Outside the hall there was a not so carefully controlled crowd of Brown supporters who got into a shouting match with Whitman backers. There was a little shoving, but nothing that drew the police. Inside the hall 700 seats were left empty because the candidates wanted to keep the audience a bit smaller and controlled.
The first question of the night was on how to fix the state budget impasse, and their answers forecast how the rest of the night would go. Whitman sidestepped the question in favor of outlining her tax cuts.
"We need to eliminate the factory tax so we can hang on to manufacturing jobs. I want to streamline red tape so it's not so hard to do business in California," said Whitman.
Brown said he would get everyone in the Legislature together.
"You start the week after the election, that's what I'll do. I'll bring all 120 together. I don't care if takes 200 hours, 500 hours," said Brown.
Both candidates covered well-worn ground and that's the way much of the debate went.
"My view is he will bring people together after he's elected governor and it'll be a meeting of all the special interests and unions who are there to collect their IOUs from the campaign that they had funded," said Whitman.
"I won't try to respond to that TV commercial, which I've seen so much of ad nauseam, but I will tell you this, one of the target tax cuts is targeted to billionaires like Ms.
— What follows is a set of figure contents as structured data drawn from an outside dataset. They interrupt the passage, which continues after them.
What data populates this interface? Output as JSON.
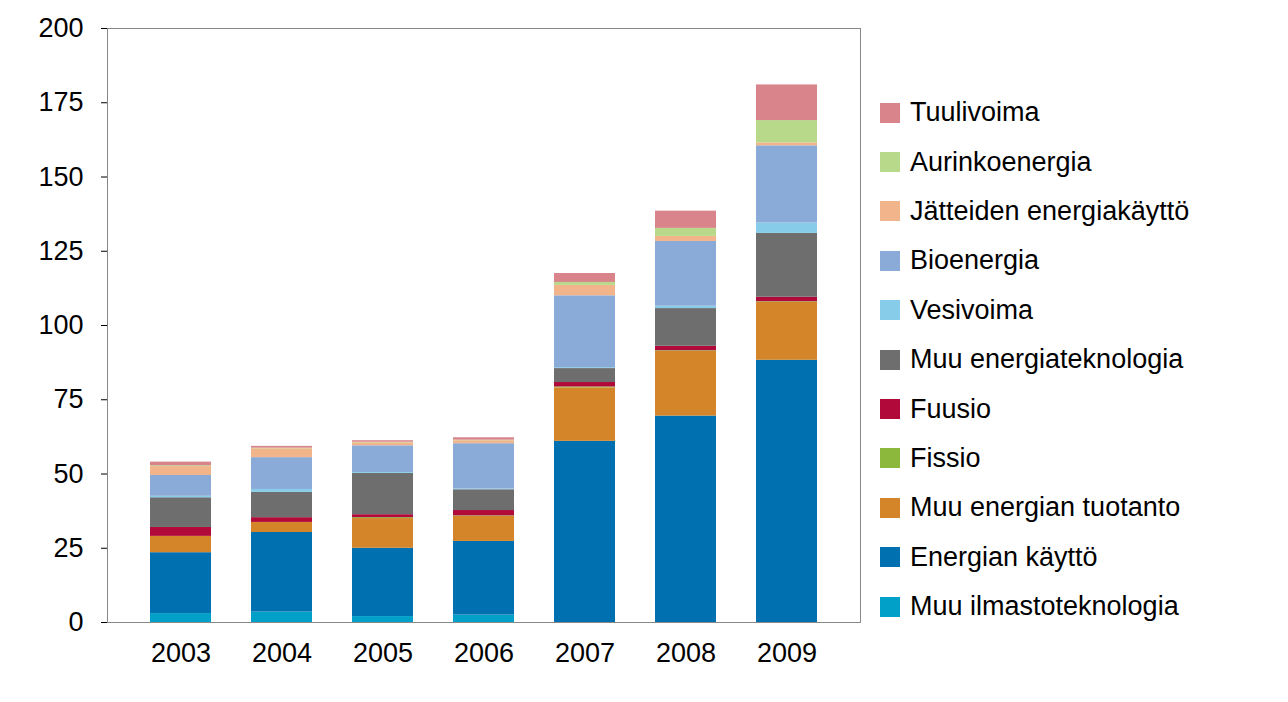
{
  "chart_data": {
    "type": "bar",
    "stacked": true,
    "legend": "right",
    "categories": [
      "2003",
      "2004",
      "2005",
      "2006",
      "2007",
      "2008",
      "2009"
    ],
    "ylim": [
      0,
      200
    ],
    "yticks": [
      0,
      25,
      50,
      75,
      100,
      125,
      150,
      175,
      200
    ],
    "series": [
      {
        "name": "Muu ilmastoteknologia",
        "color": "#00a0c8",
        "values": [
          3,
          3.5,
          2,
          2.5,
          0,
          0,
          0
        ]
      },
      {
        "name": "Energian käyttö",
        "color": "#0070b0",
        "values": [
          20.5,
          26.8,
          23,
          24.8,
          61,
          69.5,
          88.3
        ]
      },
      {
        "name": "Muu energian tuotanto",
        "color": "#d4852a",
        "values": [
          5.5,
          3.4,
          10,
          8.4,
          18,
          21.8,
          19.5
        ]
      },
      {
        "name": "Fissio",
        "color": "#8cb83c",
        "values": [
          0,
          0,
          0.3,
          0.2,
          0.3,
          0.2,
          0.2
        ]
      },
      {
        "name": "Fuusio",
        "color": "#b0093a",
        "values": [
          3,
          1.6,
          1,
          1.8,
          1.5,
          1.5,
          1.5
        ]
      },
      {
        "name": "Muu energiateknologia",
        "color": "#6e6e6e",
        "values": [
          10,
          8.5,
          13.9,
          7,
          4.7,
          12.7,
          21.5
        ]
      },
      {
        "name": "Vesivoima",
        "color": "#87cde9",
        "values": [
          0.5,
          1,
          0.3,
          0.3,
          0.3,
          0.8,
          3.5
        ]
      },
      {
        "name": "Bioenergia",
        "color": "#8aaad8",
        "values": [
          7,
          10.7,
          9,
          15.2,
          24.2,
          21.8,
          26
        ]
      },
      {
        "name": "Jätteiden energiakäyttö",
        "color": "#f2b48a",
        "values": [
          3,
          3,
          1,
          1,
          3.5,
          1.7,
          1
        ]
      },
      {
        "name": "Aurinkoenergia",
        "color": "#b8d98a",
        "values": [
          0.3,
          0.2,
          0.2,
          0.2,
          1,
          2.7,
          7.5
        ]
      },
      {
        "name": "Tuulivoima",
        "color": "#d9838b",
        "values": [
          1.2,
          0.6,
          0.5,
          0.8,
          3,
          5.8,
          12
        ]
      }
    ]
  }
}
Whitman and millionaires," said Brown.
On job creation Brown said the state's job future is green.
"You can put people to work by retrofitting the inefficient buildings in California by the hundreds of thousands," said Brown.
Whitman repeated her tax cuts and streamlining regulations.
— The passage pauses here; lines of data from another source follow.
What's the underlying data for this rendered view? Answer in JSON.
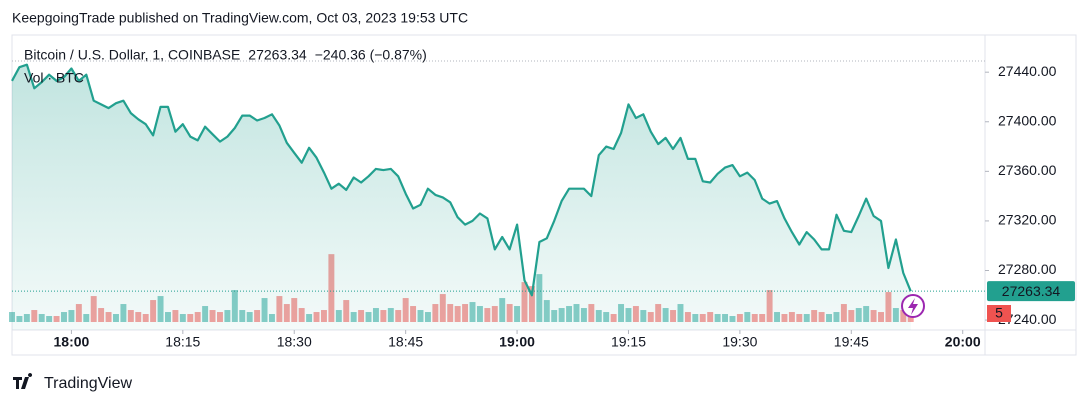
{
  "header": {
    "attribution": "KeepgoingTrade published on TradingView.com, Oct 03, 2023 19:53 UTC",
    "logo": "TradingView"
  },
  "chart_data": {
    "type": "line",
    "series": [
      {
        "name": "Bitcoin / U.S. Dollar, 1, COINBASE",
        "color": "#22a08f",
        "values": [
          27433,
          27444,
          27446,
          27427,
          27432,
          27438,
          27433,
          27436,
          27443,
          27433,
          27438,
          27417,
          27414,
          27411,
          27415,
          27417,
          27407,
          27402,
          27398,
          27389,
          27412,
          27412,
          27392,
          27398,
          27388,
          27385,
          27396,
          27390,
          27384,
          27388,
          27395,
          27405,
          27405,
          27401,
          27403,
          27406,
          27397,
          27383,
          27375,
          27367,
          27379,
          27371,
          27359,
          27346,
          27350,
          27345,
          27355,
          27351,
          27356,
          27362,
          27361,
          27362,
          27356,
          27342,
          27330,
          27333,
          27346,
          27341,
          27339,
          27335,
          27323,
          27317,
          27320,
          27326,
          27322,
          27297,
          27307,
          27297,
          27317,
          27272,
          27260,
          27303,
          27306,
          27320,
          27336,
          27346,
          27346,
          27346,
          27340,
          27373,
          27380,
          27378,
          27391,
          27414,
          27403,
          27406,
          27392,
          27382,
          27387,
          27378,
          27387,
          27370,
          27370,
          27352,
          27351,
          27358,
          27363,
          27365,
          27356,
          27359,
          27353,
          27338,
          27334,
          27336,
          27322,
          27311,
          27301,
          27311,
          27305,
          27297,
          27297,
          27325,
          27312,
          27311,
          27324,
          27338,
          27324,
          27320,
          27282,
          27305,
          27278,
          27263.34
        ]
      }
    ],
    "change": "−240.36 (−0.87%)",
    "volume": {
      "name": "Vol · BTC",
      "up_color": "rgba(38,166,154,0.55)",
      "down_color": "rgba(239,83,80,0.55)",
      "values": [
        5,
        3,
        4,
        6,
        4,
        3,
        3,
        5,
        6,
        9,
        4,
        13,
        7,
        5,
        4,
        9,
        6,
        5,
        4,
        11,
        13,
        5,
        6,
        4,
        4,
        5,
        8,
        6,
        5,
        6,
        16,
        6,
        5,
        6,
        12,
        4,
        13,
        9,
        12,
        7,
        4,
        5,
        6,
        34,
        6,
        11,
        5,
        6,
        5,
        7,
        6,
        7,
        6,
        12,
        8,
        6,
        5,
        9,
        14,
        9,
        8,
        9,
        10,
        8,
        7,
        8,
        12,
        9,
        8,
        20,
        18,
        24,
        11,
        6,
        7,
        8,
        9,
        7,
        9,
        6,
        5,
        4,
        9,
        7,
        8,
        6,
        5,
        9,
        7,
        6,
        9,
        5,
        4,
        4,
        5,
        4,
        4,
        3,
        4,
        5,
        4,
        4,
        16,
        5,
        4,
        5,
        4,
        4,
        6,
        5,
        4,
        5,
        9,
        6,
        7,
        8,
        6,
        5,
        15,
        7,
        6,
        5
      ]
    },
    "x": [
      "17:52",
      "17:53",
      "17:54",
      "17:55",
      "17:56",
      "17:57",
      "17:58",
      "17:59",
      "18:00",
      "18:01",
      "18:02",
      "18:03",
      "18:04",
      "18:05",
      "18:06",
      "18:07",
      "18:08",
      "18:09",
      "18:10",
      "18:11",
      "18:12",
      "18:13",
      "18:14",
      "18:15",
      "18:16",
      "18:17",
      "18:18",
      "18:19",
      "18:20",
      "18:21",
      "18:22",
      "18:23",
      "18:24",
      "18:25",
      "18:26",
      "18:27",
      "18:28",
      "18:29",
      "18:30",
      "18:31",
      "18:32",
      "18:33",
      "18:34",
      "18:35",
      "18:36",
      "18:37",
      "18:38",
      "18:39",
      "18:40",
      "18:41",
      "18:42",
      "18:43",
      "18:44",
      "18:45",
      "18:46",
      "18:47",
      "18:48",
      "18:49",
      "18:50",
      "18:51",
      "18:52",
      "18:53",
      "18:54",
      "18:55",
      "18:56",
      "18:57",
      "18:58",
      "18:59",
      "19:00",
      "19:01",
      "19:02",
      "19:03",
      "19:04",
      "19:05",
      "19:06",
      "19:07",
      "19:08",
      "19:09",
      "19:10",
      "19:11",
      "19:12",
      "19:13",
      "19:14",
      "19:15",
      "19:16",
      "19:17",
      "19:18",
      "19:19",
      "19:20",
      "19:21",
      "19:22",
      "19:23",
      "19:24",
      "19:25",
      "19:26",
      "19:27",
      "19:28",
      "19:29",
      "19:30",
      "19:31",
      "19:32",
      "19:33",
      "19:34",
      "19:35",
      "19:36",
      "19:37",
      "19:38",
      "19:39",
      "19:40",
      "19:41",
      "19:42",
      "19:43",
      "19:44",
      "19:45",
      "19:46",
      "19:47",
      "19:48",
      "19:49",
      "19:50",
      "19:51",
      "19:52",
      "19:53"
    ],
    "xlim": [
      "17:52",
      "20:03"
    ],
    "xticks": [
      "18:00",
      "18:15",
      "18:30",
      "18:45",
      "19:00",
      "19:15",
      "19:30",
      "19:45",
      "20:00"
    ],
    "ylim": [
      27232,
      27470
    ],
    "yticks": [
      {
        "value": 27240,
        "label": "27240.00"
      },
      {
        "value": 27280,
        "label": "27280.00"
      },
      {
        "value": 27320,
        "label": "27320.00"
      },
      {
        "value": 27360,
        "label": "27360.00"
      },
      {
        "value": 27400,
        "label": "27400.00"
      },
      {
        "value": 27440,
        "label": "27440.00"
      }
    ],
    "down_color": "#ef5350"
  }
}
"The truth is we are not competitive to neighboring states. Thirty or 40 years ago maybe we didn't have so much competition, but we do now," said Whitman.
Both would protect the state's colleges and universities from higher fees, and both would enforce the death penalty. Brown favors a path to citizenship for those in the country illegally, and Whitman does not, but she does support a guest worker program.
One of the very few unscripted moments of the night came when Brown was asked about his penchant for running for president. The question was asked, "What assurances can you offer that this time around should you be elected you world focus on this job?"
"Age. Hell, if I was younger, you know I'd be running again," said Brown and he added this time around he's married. "I'd come home at night. I don't try to close down the bars in Sacramento like I used to do when I was governor of California."
By contrast Whitman never wavered from her message.
"Putting Jerry Brown in charge of negotiating with the labor unions, around pensions, around how many people we have in the state government, is like putting Count Dracula in charge of the blood bank," said Whitman.
After the debate Whitman told reporters she thought the debate went well. Brown bypassed the spin room and went outside to shake hands with members of the audience.
The debate was kind of a condensed version of the campaign we have seen so far, and Whitman did tell reporters she thinks there is much more that could be covered.
The next debate is this Saturday in Fresno.